We didn’t stop there. We wrote a letter about the meeting and put it on our web site, which made the mayor uncomfortable, but we will continue to push her and all of us toward being accountable for the changes that are so urgently needed.
To reach a future where our country imbeds equity into policies and politics and sees every person as an asset, more of you have to tackle these conversations, too. Here are some tools to start:
Your mindset matters, and it’s important to stay grounded in hope. Major tragedies and injustices make us question our country’s humanity. But instead of being blinded by today’s darkness, we have to believe we can create a different and better future. This hope can give us the courage to have hard conversations with people in our lives. As South African human rights activist Desmond Tutu said, “Hope is being able to see that there is light despite all of the darkness.”
Openness and curiosity are crucial. Change happens when we are open to something new and different. Even when our beliefs clash, we have to be curious about what others bring to the table. Our shared experiences and ideas may be more powerful than any of us are alone. We must enter conversations in pursuit of progress, not to prove a point.
Patience — and resilience — will take you far. Change takes time. Your first conversation with someone is just the beginning of this long path to political change. It’s easy to try to escape when hurtful words are exchanged and things feel too divisive and discouraging. Learn from the discomfort and push forward.
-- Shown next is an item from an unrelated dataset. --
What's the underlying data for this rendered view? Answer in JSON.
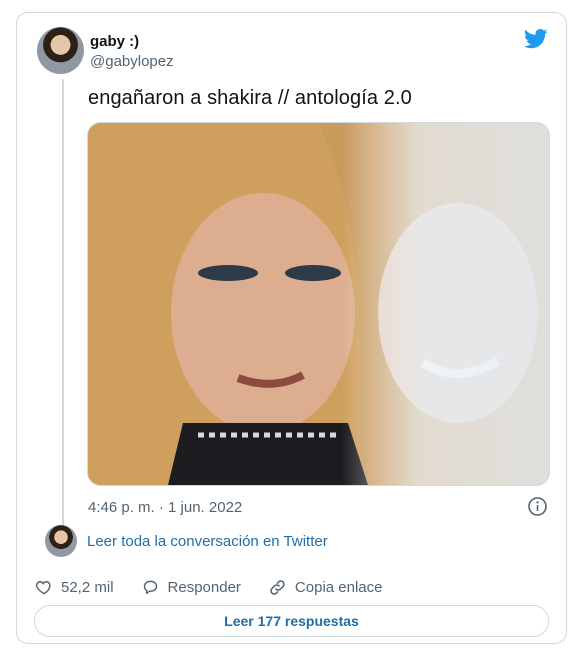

When strategizing, remember that it’s important to pick your battles. To leverage uncomfortable conversations as a tool for change requires the right mind-set, time, place, and person. You do not have to be superwoman and engage in difficult conversations every single time an insensitive comment is made. Choose wisely. When the other person is ready to have the uncomfortable conversation and you’re comfortable doing so, you must push yourself to engage.